Jean-Philippe Blondel, Pedro Carmona-Alvarez, Jonas Karlsson, and Kjersti Annesdatter Skomsvold, moderated by Michael Holtmann
It’s human nature — the past is always waiting to ambush us even as time hurtles us toward future unknowns. The four international novelists participating in this discussion will describe how they exploit this universal truth while fleshing out their fictional characters, setting up scenes, and plotting their stories.
Jean-Philippe Blondel was born in 1964 in Troyes, France, where he lives as an author and English teacher. His novel "The 6:41 to Paris" has been a bestseller in both France and Germany. Library Journal reviewed the novel as "Perfectly written and a remarkably suspenseful read ... an absorbing, intriguing, insightful book for all readers."
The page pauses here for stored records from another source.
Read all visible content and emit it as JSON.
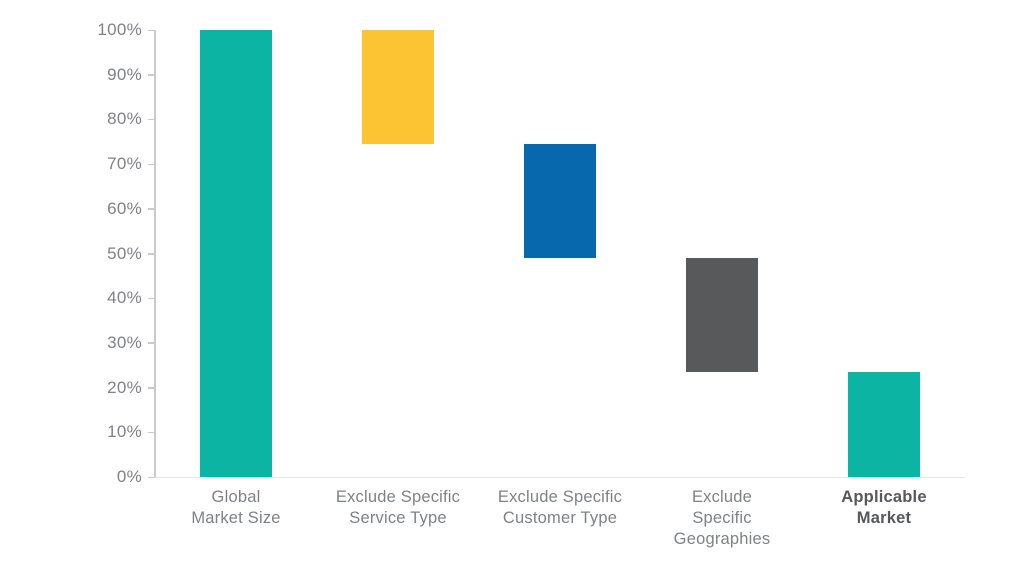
{
  "page": {
    "background": "#FFFFFF"
  },
  "chart_data": {
    "type": "bar",
    "subtype": "waterfall",
    "title": "",
    "xlabel": "",
    "ylabel": "",
    "grid": false,
    "legend": false,
    "categories": [
      "Global Market Size",
      "Exclude Specific Service Type",
      "Exclude Specific Customer Type",
      "Exclude Specific Geographies",
      "Applicable Market"
    ],
    "series": [
      {
        "name": "market-funnel",
        "segments": [
          {
            "category": "Global Market Size",
            "from": 0,
            "to": 100,
            "color": "#0BB4A3",
            "label_lines": [
              "Global",
              "Market Size"
            ],
            "label_bold": false
          },
          {
            "category": "Exclude Specific Service Type",
            "from": 74.5,
            "to": 100,
            "color": "#FCC333",
            "label_lines": [
              "Exclude Specific",
              "Service Type"
            ],
            "label_bold": false
          },
          {
            "category": "Exclude Specific Customer Type",
            "from": 49,
            "to": 74.5,
            "color": "#0768AE",
            "label_lines": [
              "Exclude Specific",
              "Customer Type"
            ],
            "label_bold": false
          },
          {
            "category": "Exclude Specific Geographies",
            "from": 23.5,
            "to": 49,
            "color": "#58595B",
            "label_lines": [
              "Exclude",
              "Specific",
              "Geographies"
            ],
            "label_bold": false
          },
          {
            "category": "Applicable Market",
            "from": 0,
            "to": 23.5,
            "color": "#0BB4A3",
            "label_lines": [
              "Applicable",
              "Market"
            ],
            "label_bold": true
          }
        ]
      }
    ],
    "y_axis": {
      "min": 0,
      "max": 100,
      "step": 10,
      "format": "percent",
      "tick_labels": [
        "0%",
        "10%",
        "20%",
        "30%",
        "40%",
        "50%",
        "60%",
        "70%",
        "80%",
        "90%",
        "100%"
      ]
    },
    "colors": {
      "teal": "#0BB4A3",
      "yellow": "#FCC333",
      "blue": "#0768AE",
      "dark_gray": "#58595B",
      "axis_line": "#C9CACB",
      "baseline": "#E4E4E5",
      "tick_text": "#808285",
      "label_text": "#7F8285",
      "label_text_bold": "#57585B"
    }
  }
}
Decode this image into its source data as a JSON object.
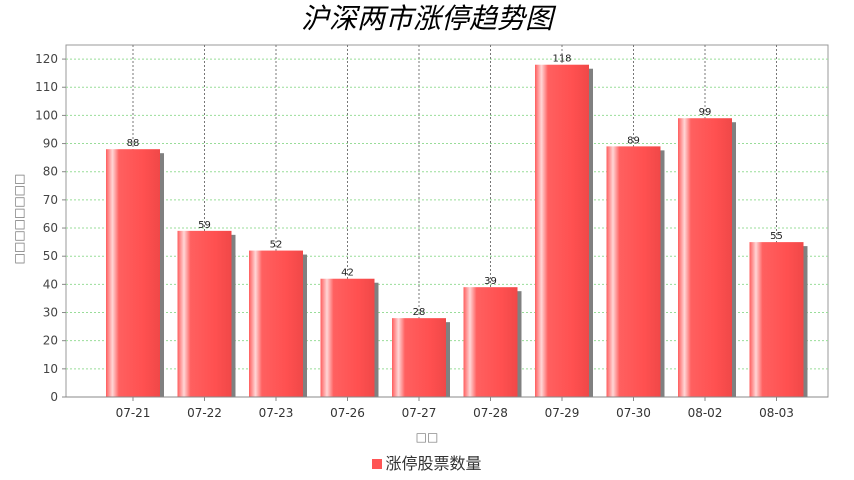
{
  "chart_data": {
    "type": "bar",
    "title": "沪深两市涨停趋势图",
    "xlabel": "□□",
    "ylabel": "□□□□□□□□",
    "categories": [
      "07-21",
      "07-22",
      "07-23",
      "07-26",
      "07-27",
      "07-28",
      "07-29",
      "07-30",
      "08-02",
      "08-03"
    ],
    "series": [
      {
        "name": "涨停股票数量",
        "values": [
          88,
          59,
          52,
          42,
          28,
          39,
          118,
          89,
          99,
          55
        ]
      }
    ],
    "ylim": [
      0,
      125
    ],
    "yticks": [
      0,
      10,
      20,
      30,
      40,
      50,
      60,
      70,
      80,
      90,
      100,
      110,
      120
    ],
    "grid": true,
    "legend": "bottom",
    "colors": {
      "bar": "#ff5555",
      "highlight": "#ffd0d0",
      "shadow": "#808080",
      "grid_h": "#99dd99",
      "grid_v": "#777777"
    }
  }
}
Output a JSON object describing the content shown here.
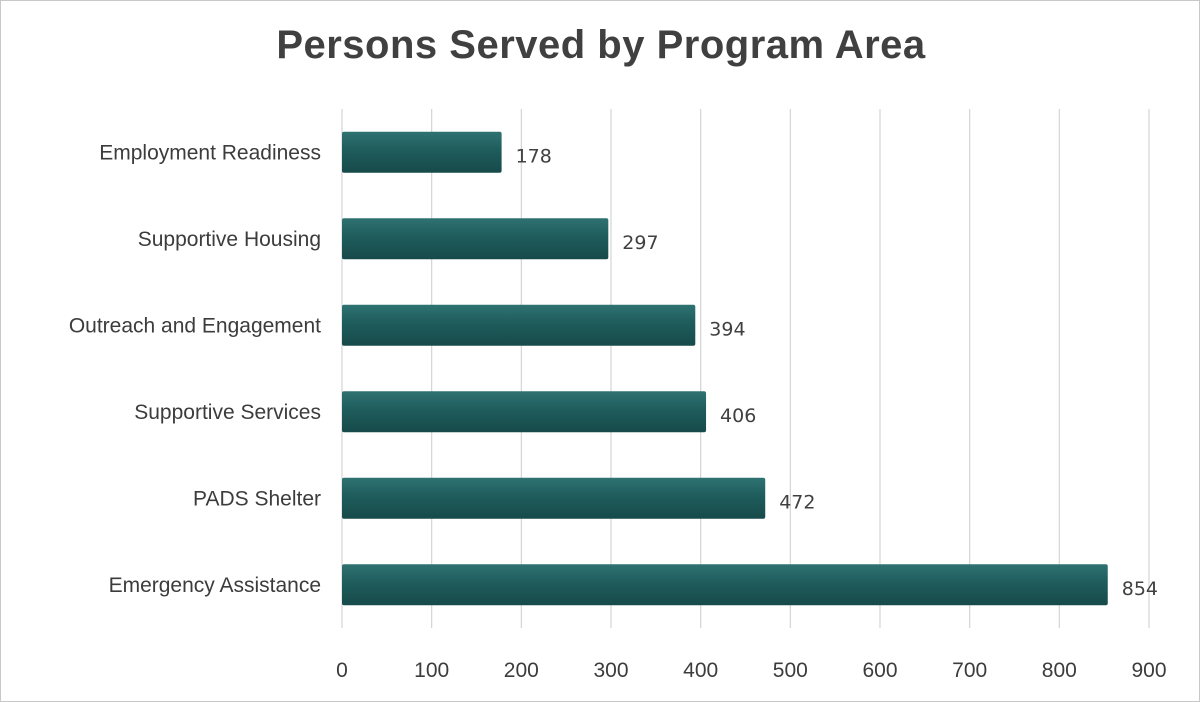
{
  "chart_data": {
    "type": "bar",
    "orientation": "horizontal",
    "title": "Persons Served by Program Area",
    "categories": [
      "Employment Readiness",
      "Supportive Housing",
      "Outreach and Engagement",
      "Supportive Services",
      "PADS Shelter",
      "Emergency Assistance"
    ],
    "values": [
      178,
      297,
      394,
      406,
      472,
      854
    ],
    "xlim": [
      0,
      900
    ],
    "xticks": [
      0,
      100,
      200,
      300,
      400,
      500,
      600,
      700,
      800,
      900
    ],
    "grid": "vertical",
    "legend": "none",
    "data_labels": true,
    "bar_color": "#1f5c5c"
  }
}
Writer, musician, and translator Pedro Carmona-Alvarez's first collection of poems, "Helter" ("Heroes"), was followed by four volumes of poetry and three novels. His latest book, "The Weather Changed, Summer Came, and So On" won the Norwegian National Radio Award for best novel in 2012. He was born in Chile and has lived in Norway since the age of 11. Carmona-Alvarez releases his music under the name of Moonpedro and The Sinking Ship.
Michael Holtmann is the director of the Center for the Art of Translation and Two Lines Press in San Francisco, California. Prior to joining the Center, he held positions at the National Endowment for the Arts, where he oversaw national literature initiatives, and the Folger Shakespeare Library, home to the world’s largest Shakespeare collection.
Jonas Karlsson's "The Room" was described in Booklist as "Part psychological drama documenting a disturbed man’s possible descent into madness, and part satirical take on corporate culture and the alienated workers it produces." One of Sweden’s most prominent actors, Karlsson has performed on Sweden’s premier stage and in several acclaimed feature films and television series. With an actor’s ear for the silences that endow dialogue with meaning, and a singular ability to register moods and emotions, Karlsson has blossomed into a one of Scandinavia’s finest literary authors, with two novels and three short story collections published to date.
Kjersti Annesdatter Skomsvold
Kjersti Annesdatter Skomsvold is from Oslo, Norway. She made her literary debut in 2009 with the novel "The Faster I Walk, the Smaller I Am." Nominated for the Norwegian Book Sellers' Prize, it won the Tarjei Vesaas First Book Prize (judged by The Literary Council of The Norwegian Authors' Union), and was shortlisted for the International IMPAC Dublin Literary Award 2013. The National Theatre (Oslo) will produce a play based on the novel.